WiFi localization indoors
Indoor geolocation is still a problem, as GPS need to have access to several satellites to function correctly. Android P takes advantage of the IEEE 802.11mc WiFi protocol to measure the distance between accessible WiFi access points. This makes it possible to obtain a position, even inside a shopping center for example, within 1 or 2 meters.
Note that for this, it is however necessary to have a compatible smartphone and to have given the appropriate permissions to the application.

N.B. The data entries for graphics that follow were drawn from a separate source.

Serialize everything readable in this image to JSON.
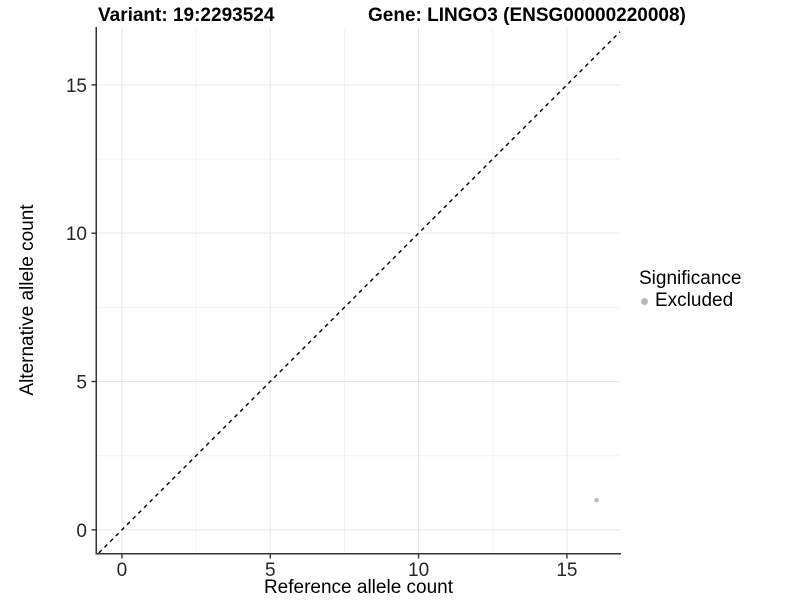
{
  "titles": {
    "variant": "Variant: 19:2293524",
    "gene": "Gene: LINGO3 (ENSG00000220008)"
  },
  "chart_data": {
    "type": "scatter",
    "xlabel": "Reference allele count",
    "ylabel": "Alternative allele count",
    "x_ticks": [
      0,
      5,
      10,
      15
    ],
    "y_ticks": [
      0,
      5,
      10,
      15
    ],
    "x_minor_ticks": [
      2.5,
      7.5,
      12.5
    ],
    "y_minor_ticks": [
      2.5,
      7.5,
      12.5
    ],
    "xlim": [
      -0.84,
      16.79
    ],
    "ylim": [
      -0.78,
      16.95
    ],
    "points": [
      {
        "x": 16,
        "y": 1,
        "series": "Excluded"
      }
    ],
    "reference_line": {
      "slope": 1,
      "intercept": 0,
      "style": "dashed",
      "equation": "y = x"
    },
    "legend": {
      "title": "Significance",
      "position": "right",
      "items": [
        {
          "label": "Excluded",
          "color": "#b8b8b8"
        }
      ]
    },
    "grid": {
      "major": true,
      "minor": true
    }
  },
  "colors": {
    "background": "#ffffff",
    "grid_major": "#e6e6e6",
    "grid_minor": "#f2f2f2",
    "axis_line": "#333333",
    "tick_mark": "#333333",
    "tick_label": "#262626",
    "text": "#000000",
    "reference_line": "#000000",
    "point": "#bdbdbd"
  }
}
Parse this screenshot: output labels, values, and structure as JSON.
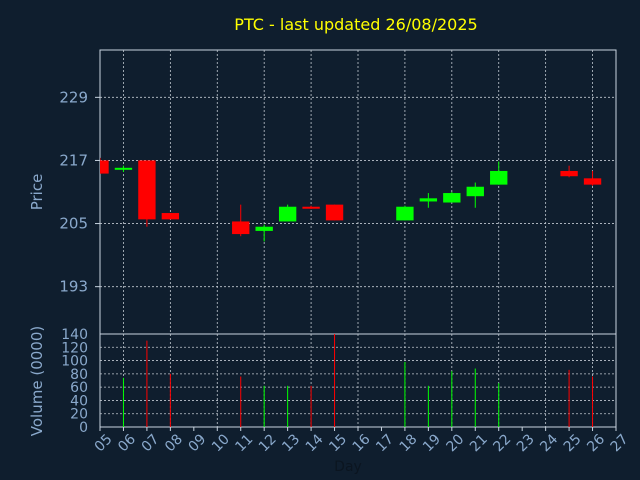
{
  "chart_data": {
    "type": "candlestick",
    "title": "PTC - last updated 26/08/2025",
    "xlabel": "Day",
    "price_panel": {
      "ylabel": "Price",
      "yticks": [
        193,
        205,
        217,
        229
      ],
      "ylim": [
        184,
        238
      ]
    },
    "volume_panel": {
      "ylabel": "Volume (0000)",
      "yticks": [
        0,
        20,
        40,
        60,
        80,
        100,
        120,
        140
      ],
      "ylim": [
        0,
        140
      ]
    },
    "x_ticks": [
      "05",
      "06",
      "07",
      "08",
      "09",
      "10",
      "11",
      "12",
      "13",
      "14",
      "15",
      "16",
      "17",
      "18",
      "19",
      "20",
      "21",
      "22",
      "23",
      "24",
      "25",
      "26",
      "27"
    ],
    "candles": [
      {
        "day": "05",
        "open": 217.0,
        "high": 217.5,
        "low": 214.5,
        "close": 214.5,
        "volume": 0
      },
      {
        "day": "06",
        "open": 215.4,
        "high": 216.0,
        "low": 214.8,
        "close": 215.6,
        "volume": 74
      },
      {
        "day": "07",
        "open": 217.0,
        "high": 217.0,
        "low": 204.4,
        "close": 205.8,
        "volume": 130
      },
      {
        "day": "08",
        "open": 207.0,
        "high": 207.0,
        "low": 205.8,
        "close": 205.8,
        "volume": 80
      },
      {
        "day": "11",
        "open": 205.4,
        "high": 208.6,
        "low": 202.6,
        "close": 203.0,
        "volume": 76
      },
      {
        "day": "12",
        "open": 203.6,
        "high": 204.8,
        "low": 201.6,
        "close": 204.4,
        "volume": 62
      },
      {
        "day": "13",
        "open": 205.4,
        "high": 208.6,
        "low": 205.4,
        "close": 208.2,
        "volume": 62
      },
      {
        "day": "14",
        "open": 208.2,
        "high": 208.4,
        "low": 207.8,
        "close": 208.0,
        "volume": 62
      },
      {
        "day": "15",
        "open": 208.6,
        "high": 208.6,
        "low": 205.6,
        "close": 205.6,
        "volume": 140
      },
      {
        "day": "18",
        "open": 205.6,
        "high": 208.4,
        "low": 205.6,
        "close": 208.2,
        "volume": 98
      },
      {
        "day": "19",
        "open": 209.2,
        "high": 210.8,
        "low": 208.0,
        "close": 209.8,
        "volume": 62
      },
      {
        "day": "20",
        "open": 209.0,
        "high": 211.0,
        "low": 209.0,
        "close": 210.8,
        "volume": 84
      },
      {
        "day": "21",
        "open": 210.2,
        "high": 212.8,
        "low": 208.0,
        "close": 212.0,
        "volume": 88
      },
      {
        "day": "22",
        "open": 212.4,
        "high": 216.8,
        "low": 212.4,
        "close": 215.0,
        "volume": 66
      },
      {
        "day": "25",
        "open": 215.0,
        "high": 216.0,
        "low": 213.8,
        "close": 214.0,
        "volume": 86
      },
      {
        "day": "26",
        "open": 213.6,
        "high": 215.0,
        "low": 212.2,
        "close": 212.4,
        "volume": 76
      }
    ],
    "grid": true,
    "colors": {
      "background": "#0f1e2e",
      "plot_border": "#c8d4e0",
      "grid": "#c0c8d0",
      "up": "#00ff00",
      "down": "#ff0000",
      "title": "#ffff00",
      "axis_text": "#8aa9cc"
    }
  }
}
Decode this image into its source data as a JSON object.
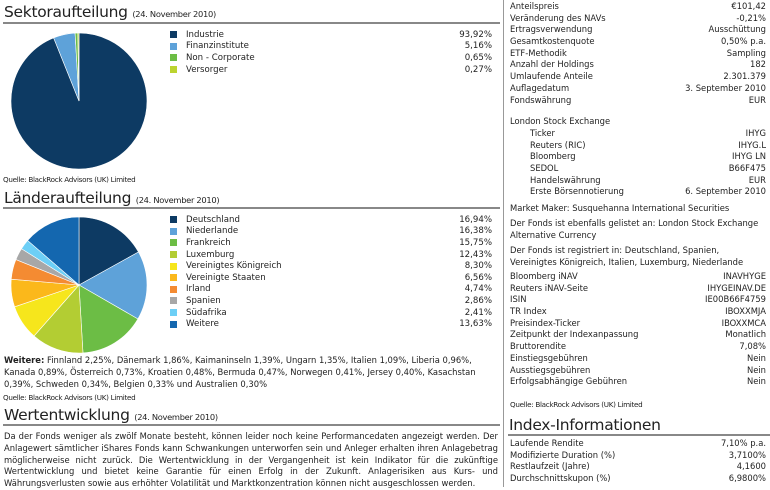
{
  "sektor": {
    "title": "Sektoraufteilung",
    "date": "(24. November 2010)",
    "source": "Quelle: BlackRock Advisors (UK) Limited"
  },
  "laender": {
    "title": "Länderaufteilung",
    "date": "(24. November 2010)",
    "source": "Quelle: BlackRock Advisors (UK) Limited",
    "weitere_label": "Weitere:",
    "weitere_text": " Finnland 2,25%, Dänemark 1,86%, Kaimaninseln 1,39%, Ungarn 1,35%, Italien 1,09%, Liberia 0,96%, Kanada 0,89%, Österreich 0,73%, Kroatien 0,48%, Bermuda 0,47%, Norwegen 0,41%, Jersey 0,40%, Kasachstan 0,39%, Schweden 0,34%, Belgien 0,33% und Australien 0,30%"
  },
  "chart_data": [
    {
      "type": "pie",
      "title": "Sektoraufteilung",
      "categories": [
        "Industrie",
        "Finanzinstitute",
        "Non - Corporate",
        "Versorger"
      ],
      "values": [
        93.92,
        5.16,
        0.65,
        0.27
      ],
      "labels": [
        "93,92%",
        "5,16%",
        "0,65%",
        "0,27%"
      ],
      "colors": [
        "#0d3a63",
        "#5ea2d9",
        "#6cbd45",
        "#bcd42f"
      ],
      "legend": "right"
    },
    {
      "type": "pie",
      "title": "Länderaufteilung",
      "categories": [
        "Deutschland",
        "Niederlande",
        "Frankreich",
        "Luxemburg",
        "Vereinigtes Königreich",
        "Vereinigte Staaten",
        "Irland",
        "Spanien",
        "Südafrika",
        "Weitere"
      ],
      "values": [
        16.94,
        16.38,
        15.75,
        12.43,
        8.3,
        6.56,
        4.74,
        2.86,
        2.41,
        13.63
      ],
      "labels": [
        "16,94%",
        "16,38%",
        "15,75%",
        "12,43%",
        "8,30%",
        "6,56%",
        "4,74%",
        "2,86%",
        "2,41%",
        "13,63%"
      ],
      "colors": [
        "#0d3a63",
        "#5ea2d9",
        "#6cbd45",
        "#b3cd33",
        "#f6e61c",
        "#fbb81b",
        "#f48b32",
        "#a7a7a7",
        "#6dcff6",
        "#1467af"
      ],
      "legend": "right"
    }
  ],
  "wert": {
    "title": "Wertentwicklung",
    "date": "(24. November 2010)",
    "text": "Da der Fonds weniger als zwölf Monate besteht, können leider noch keine Performancedaten angezeigt werden. Der Anlagewert sämtlicher iShares Fonds kann Schwankungen unterworfen sein und Anleger erhalten ihren Anlagebetrag möglicherweise nicht zurück. Die Wertentwicklung in der Vergangenheit ist kein Indikator für die zukünftige Wertentwicklung und bietet keine Garantie für einen Erfolg in der Zukunft. Anlagerisiken aus Kurs- und Währungsverlusten sowie aus erhöhter Volatilität und Marktkonzentration können nicht ausgeschlossen werden."
  },
  "fund": {
    "rows1": [
      [
        "Anteilspreis",
        "€101,42"
      ],
      [
        "Veränderung des NAVs",
        "-0,21%"
      ],
      [
        "Ertragsverwendung",
        "Ausschüttung"
      ],
      [
        "Gesamtkostenquote",
        "0,50% p.a."
      ],
      [
        "ETF-Methodik",
        "Sampling"
      ],
      [
        "Anzahl der Holdings",
        "182"
      ],
      [
        "Umlaufende Anteile",
        "2.301.379"
      ],
      [
        "Auflagedatum",
        "3. September 2010"
      ],
      [
        "Fondswährung",
        "EUR"
      ]
    ],
    "exchange": "London Stock Exchange",
    "rows2": [
      [
        "Ticker",
        "IHYG"
      ],
      [
        "Reuters (RIC)",
        "IHYG.L"
      ],
      [
        "Bloomberg",
        "IHYG LN"
      ],
      [
        "SEDOL",
        "B66F475"
      ],
      [
        "Handelswährung",
        "EUR"
      ],
      [
        "Erste Börsennotierung",
        "6. September 2010"
      ]
    ],
    "market_maker": "Market Maker: Susquehanna International Securities",
    "also_listed": "Der Fonds ist ebenfalls gelistet an: London Stock Exchange Alternative Currency",
    "registered": "Der Fonds ist registriert in: Deutschland, Spanien, Vereinigtes Königreich, Italien, Luxemburg, Niederlande",
    "rows3": [
      [
        "Bloomberg iNAV",
        "INAVHYGE"
      ],
      [
        "Reuters iNAV-Seite",
        "IHYGEINAV.DE"
      ],
      [
        "ISIN",
        "IE00B66F4759"
      ],
      [
        "TR Index",
        "IBOXXMJA"
      ],
      [
        "Preisindex-Ticker",
        "IBOXXMCA"
      ],
      [
        "Zeitpunkt der Indexanpassung",
        "Monatlich"
      ],
      [
        "Bruttorendite",
        "7,08%"
      ],
      [
        "Einstiegsgebühren",
        "Nein"
      ],
      [
        "Ausstiegsgebühren",
        "Nein"
      ],
      [
        "Erfolgsabhängige Gebühren",
        "Nein"
      ]
    ],
    "source": "Quelle: BlackRock Advisors (UK) Limited"
  },
  "index": {
    "title": "Index-Informationen",
    "rows": [
      [
        "Laufende Rendite",
        "7,10% p.a."
      ],
      [
        "Modifizierte Duration (%)",
        "3,7100%"
      ],
      [
        "Restlaufzeit (Jahre)",
        "4,1600"
      ],
      [
        "Durchschnittskupon (%)",
        "6,9800%"
      ]
    ]
  }
}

As we already know, the security has been improved in Android P. Thus, applications that run in the background can no longer access the microphone or the camera. In addition, sensors such as accelerometers or gyroscopes stop sending information.
A screenshots editor
Long press on the power button now has three options: “power off,” “restart” and “screenshot.” A new image editing software has been added and is proposed during a capture.
Support for HDR VP9 videos and HEIF format images
Android P now supports the HDR VP9 Profile 2 and the High-Efficiency Image File Format (HEIF). The first will allow compatible devices to display more easily HDR content, including YouTube or Play Movies for example, while the latter offers a more efficient compression of images. In theory, we are talking about images containing twice as much data as a simple JPEG for similar file size.
A better-optimized system
Android P contains a large number of improvements and optimizations. Among other things, changes in ART (Android RunTime) promise a faster launch of applications and lower consumption of RAM, while refinements of Doze and App Standby modes should increase the autonomy of our terminals.
The energy saving mode has also been reviewed and can now be activated automatically when the battery life reaches a certain percentage of battery, now set by the user between 5 and 70%. In addition, the status bar no longer turns to neon orange when this mode is activated (phew!).
Also, note that the remaining battery percentage is now displayed on the phone’s idle screen.
Standardization of fingerprint sensors
Applications that ask the user to put their finger on the fingerprint sensor for one reason or another are many, but all do it in their own way. To standardize this, Android P adds an API with a clear and accurate display of the fingerprint request.
Applications using the Network Security Configuration will have their unencrypted traffic blocked so that HTTP connections go into TLS for more security. The user can however choose a transfer in clear under certain conditions.
In addition, the autocompletion function implemented in Android N has been improved to increase its compatibility with different password managers.